One day, my twelve-year-old son told me that his junior high English teacher had been explaining the difference between first person and third person points of view. When my son asked about second person, she said that there was no such thing (much to his outrage).
You opened the refrigerator and saw that your roommate had once again drunk all of your beer. Outraged, you pounded on his bedroom door, demanding an explanation. He kept his eyes on the video game he was playing and refused to answer. You stormed away, hating him.
Sounds weird, doesn't it? But while this type of writing defies convention, there are some writers who use it. One notable example is A Prayer for the Dying by Stuart O'Nan. This book is not only written in second person, it is also written in present tense which is doubly strange. Although I believe that this voice would be difficult to tolerate in a long work, A Prayer for the Dying is short. Additionally, the second-person present tense gives the story a powerful impact that it might not otherwise have had. If you haven't read this book, I highly recommend it. (Bright Lights, Big City by Jay McInerney is another example. I have yet to read that one, though.)

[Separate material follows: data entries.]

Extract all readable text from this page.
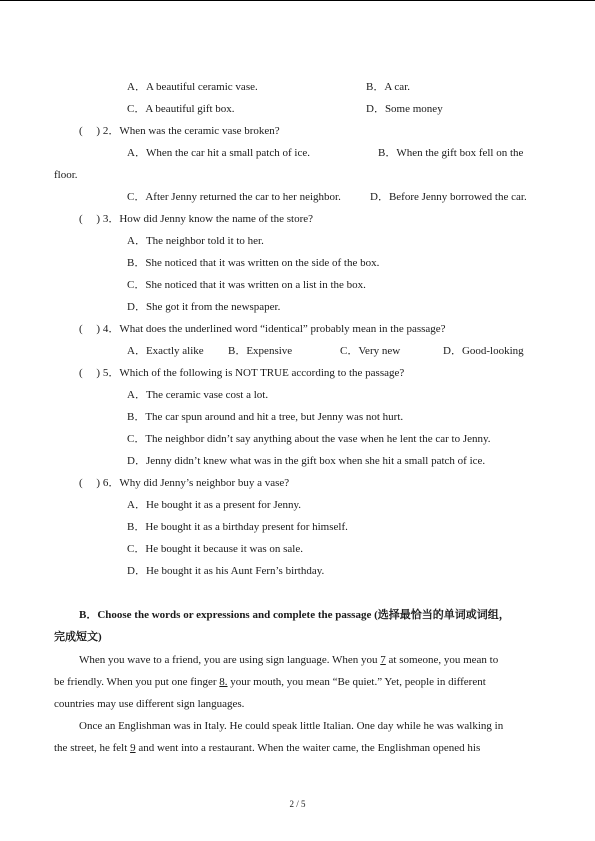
A．A beautiful ceramic vase.	B．A car.
C．A beautiful gift box.	D．Some money
(　 ) 2．When was the ceramic vase broken?
A．When the car hit a small patch of ice.	B．When the gift box fell on the
floor.
C．After Jenny returned the car to her neighbor.	D．Before Jenny borrowed the car.
(　 ) 3．How did Jenny know the name of the store?
A．The neighbor told it to her.
B．She noticed that it was written on the side of the box.
C．She noticed that it was written on a list in the box.
D．She got it from the newspaper.
(　 ) 4．What does the underlined word “identical” probably mean in the passage?
A．Exactly alike B．Expensive	C．Very new	D．Good-looking
(　 ) 5．Which of the following is NOT TRUE according to the passage?
A．The ceramic vase cost a lot.
B．The car spun around and hit a tree, but Jenny was not hurt.
C．The neighbor didn’t say anything about the vase when he lent the car to Jenny.
D．Jenny didn’t knew what was in the gift box when she hit a small patch of ice.
(　 ) 6．Why did Jenny’s neighbor buy a vase?
A．He bought it as a present for Jenny.
B．He bought it as a birthday present for himself.
C．He bought it because it was on sale.
D．He bought it as his Aunt Fern’s birthday.
B．Choose the words or expressions and complete the passage (选择最恰当的单词或词组，
完成短文)
When you wave to a friend, you are using sign language. When you 7 at someone, you mean to
be friendly. When you put one finger 8. your mouth, you mean “Be quiet.” Yet, people in different
countries may use different sign languages.
Once an Englishman was in Italy. He could speak little Italian. One day while he was walking in
the street, he felt 9 and went into a restaurant. When the waiter came, the Englishman opened his
2 / 5
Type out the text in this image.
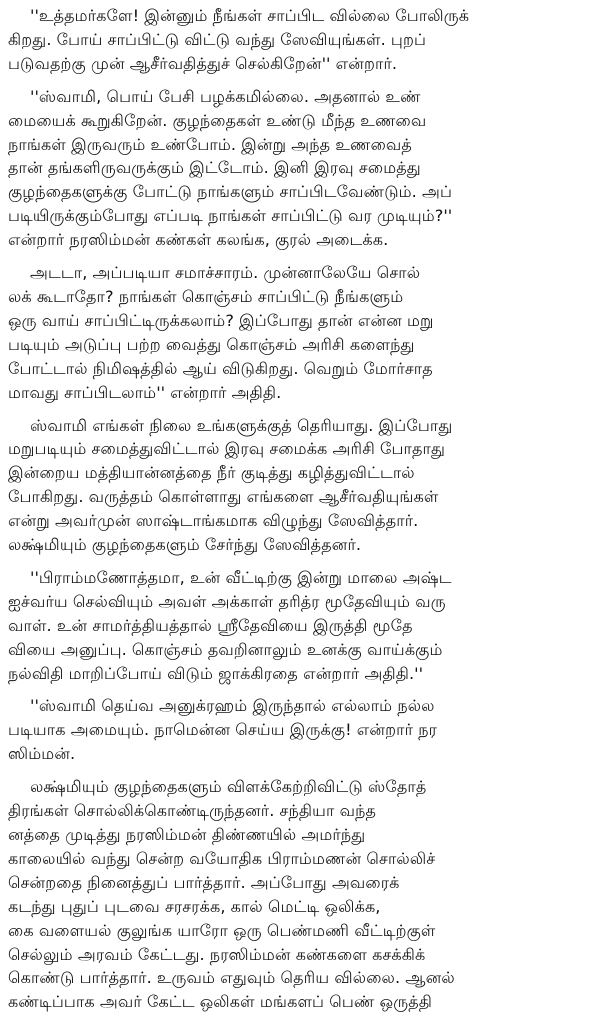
''உத்தமர்களே! இன்னும் நீங்கள் சாப்பிட வில்லை போலிருக்
கிறது. போய் சாப்பிட்டு விட்டு வந்து ஸேவியுங்கள். புறப்
படுவதற்கு முன் ஆசீர்வதித்துச் செல்கிறேன்'' என்றார்.

''ஸ்வாமி, பொய் பேசி பழக்கமில்லை. அதனால் உண்
மையைக் கூறுகிறேன். குழந்தைகள் உண்டு மீந்த உணவை
நாங்கள் இருவரும் உண்போம். இன்று அந்த உணவைத்
தான் தங்களிருவருக்கும் இட்டோம். இனி இரவு சமைத்து
குழந்தைகளுக்கு போட்டு நாங்களும் சாப்பிடவேண்டும். அப்
படியிருக்கும்போது எப்படி நாங்கள் சாப்பிட்டு வர முடியும்?''
என்றார் நரஸிம்மன் கண்கள் கலங்க, குரல் அடைக்க.

அடடா, அப்படியா சமாச்சாரம். முன்னாலேயே சொல்
லக் கூடாதோ? நாங்கள் கொஞ்சம் சாப்பிட்டு நீங்களும்
ஒரு வாய் சாப்பிட்டிருக்கலாம்? இப்போது தான் என்ன மறு
படியும் அடுப்பு பற்ற வைத்து கொஞ்சம் அரிசி களைந்து
போட்டால் நிமிஷத்தில் ஆய் விடுகிறது. வெறும் மோர்சாத
மாவது சாப்பிடலாம்'' என்றார் அதிதி.

ஸ்வாமி எங்கள் நிலை உங்களுக்குத் தெரியாது. இப்போது
மறுபடியும் சமைத்துவிட்டால் இரவு சமைக்க அரிசி போதாது
இன்றைய மத்தியான்னத்தை நீர் குடித்து கழித்துவிட்டால்
போகிறது. வருத்தம் கொள்ளாது எங்களை ஆசீர்வதியுங்கள்
என்று அவர்முன் ஸாஷ்டாங்கமாக விழுந்து ஸேவித்தார்.
லக்ஷ்மியும் குழந்தைகளும் சேர்ந்து ஸேவித்தனர்.

''பிராம்மணோத்தமா, உன் வீட்டிற்கு இன்று மாலை அஷ்ட
ஐச்வர்ய செல்வியும் அவள் அக்காள் தரித்ர மூதேவியும் வரு
வாள். உன் சாமர்த்தியத்தால் ஸ்ரீதேவியை இருத்தி மூதே
வியை அனுப்பு. கொஞ்சம் தவறினாலும் உனக்கு வாய்க்கும்
நல்விதி மாறிப்போய் விடும் ஜாக்கிரதை என்றார் அதிதி.''

''ஸ்வாமி தெய்வ அனுக்ரஹம் இருந்தால் எல்லாம் நல்ல
படியாக அமையும். நாமென்ன செய்ய இருக்கு! என்றார் நர
ஸிம்மன்.

லக்ஷ்மியும் குழந்தைகளும் விளக்கேற்றிவிட்டு ஸ்தோத்
திரங்கள் சொல்லிக்கொண்டிருந்தனர். சந்தியா வந்த
னத்தை முடித்து நரஸிம்மன் திண்ணயில் அமர்ந்து
காலையில் வந்து சென்ற வயோதிக பிராம்மணன் சொல்லிச்
சென்றதை நினைத்துப் பார்த்தார். அப்போது அவரைக்
கடந்து புதுப் புடவை சரசரக்க, கால் மெட்டி ஒலிக்க,
கை வளையல் குலுங்க யாரோ ஒரு பெண்மணி வீட்டிற்குள்
செல்லும் அரவம் கேட்டது. நரஸிம்மன் கண்களை கசக்கிக்
கொண்டு பார்த்தார். உருவம் எதுவும் தெரிய வில்லை. ஆனல்
கண்டிப்பாக அவர் கேட்ட ஒலிகள் மங்களப் பெண் ஒருத்தி
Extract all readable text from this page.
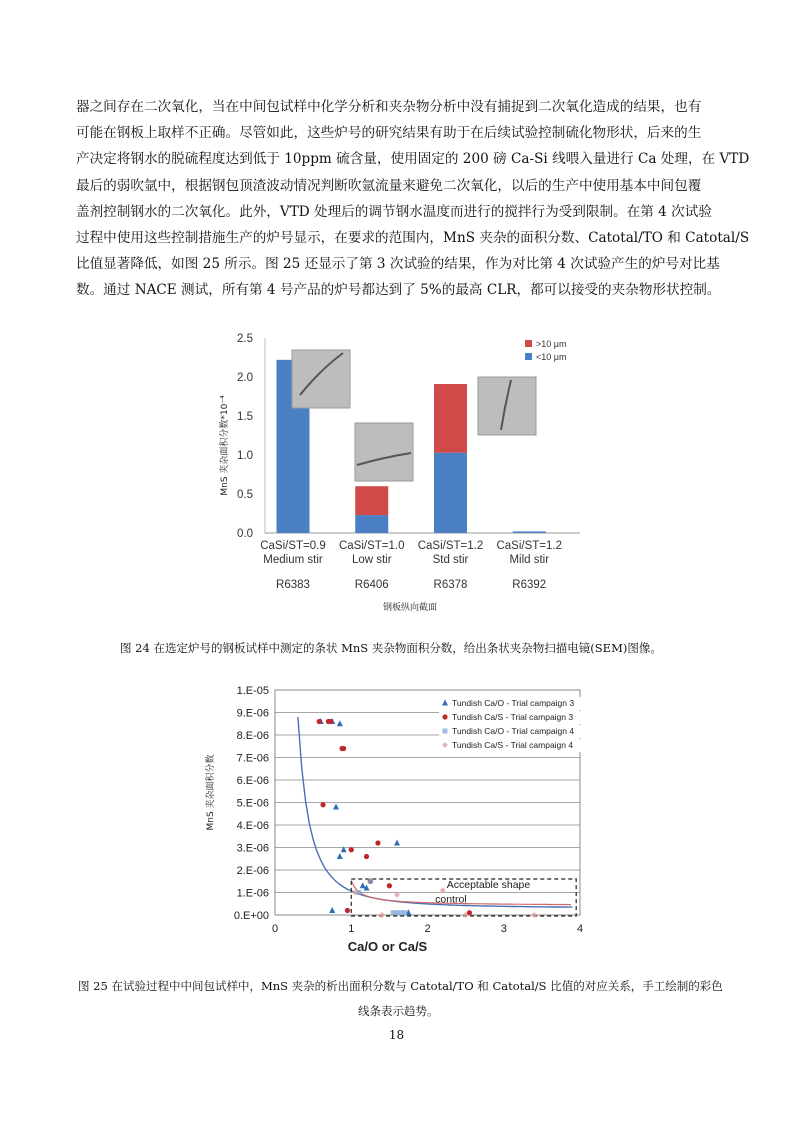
器之间存在二次氧化，当在中间包试样中化学分析和夹杂物分析中没有捕捉到二次氧化造成的结果，也有
可能在钢板上取样不正确。尽管如此，这些炉号的研究结果有助于在后续试验控制硫化物形状，后来的生
产决定将钢水的脱硫程度达到低于 10ppm 硫含量，使用固定的 200 磅 Ca-Si 线喂入量进行 Ca 处理，在 VTD
最后的弱吹氩中，根据钢包顶渣波动情况判断吹氩流量来避免二次氧化，以后的生产中使用基本中间包覆
盖剂控制钢水的二次氧化。此外，VTD 处理后的调节钢水温度而进行的搅拌行为受到限制。在第 4 次试验
过程中使用这些控制措施生产的炉号显示，在要求的范围内，MnS 夹杂的面积分数、Catotal/TO 和 Catotal/S
比值显著降低，如图 25 所示。图 25 还显示了第 3 次试验的结果，作为对比第 4 次试验产生的炉号对比基
数。通过 NACE 测试，所有第 4 号产品的炉号都达到了 5%的最高 CLR，都可以接受的夹杂物形状控制。
0.0
0.5
1.0
1.5
2.0
2.5
MnS 夹杂面积分数*10⁻⁴
CaSi/ST=0.9
Medium stir
R6383
CaSi/ST=1.0
Low stir
R6406
CaSi/ST=1.2
Std stir
R6378
CaSi/ST=1.2
Mild stir
R6392
>10 μm
<10 μm
钢板纵向截面
图 24 在选定炉号的钢板试样中测定的条状 MnS 夹杂物面积分数，给出条状夹杂物扫描电镜(SEM)图像。
0.E+00
1.E-06
2.E-06
3.E-06
4.E-06
5.E-06
6.E-06
7.E-06
8.E-06
9.E-06
1.E-05
0	1	2	3	4
Ca/O or Ca/S
MnS 夹杂面积分数
Acceptable shape
control
Tundish Ca/O - Trial campaign 3
Tundish Ca/S - Trial campaign 3
Tundish Ca/O - Trial campaign 4
Tundish Ca/S - Trial campaign 4
图 25 在试验过程中中间包试样中，MnS 夹杂的析出面积分数与 Catotal/TO 和 Catotal/S 比值的对应关系，手工绘制的彩色
线条表示趋势。
18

In the book Story Matters by Margaret-love Denman and Barbara Shoup, second person POV is also discussed. Story Matters, an outstanding resource for writers, quotes writer Pam Houston who says, "[A second-person] point of view is always about a 'narrator who's ashamed of herself, afraid to say I'." Story Matters goes on to say, "Using the second person washes a layer of shame over the story without the narrator ever having to admit it."
After reading that, I decided to try writing a story from the second-person POV. My story, The Scarlet Wristband, involved a young, teen aged boy who had to choose between telling the truth and saving his mother. Although the piece was successfully published in All Possible Worlds, when it was reviewed, my use of the second-person POV was criticizedbecause it placed too much distance between the reader.
Personally, I enjoy reading the second-person POV (in small amounts). I think it can lend some interesting angles to a narrative. But it can also fail miserably. Like so many unique narrative structures (such as diary entries), however, second-person POV is another tool in the writer's kit.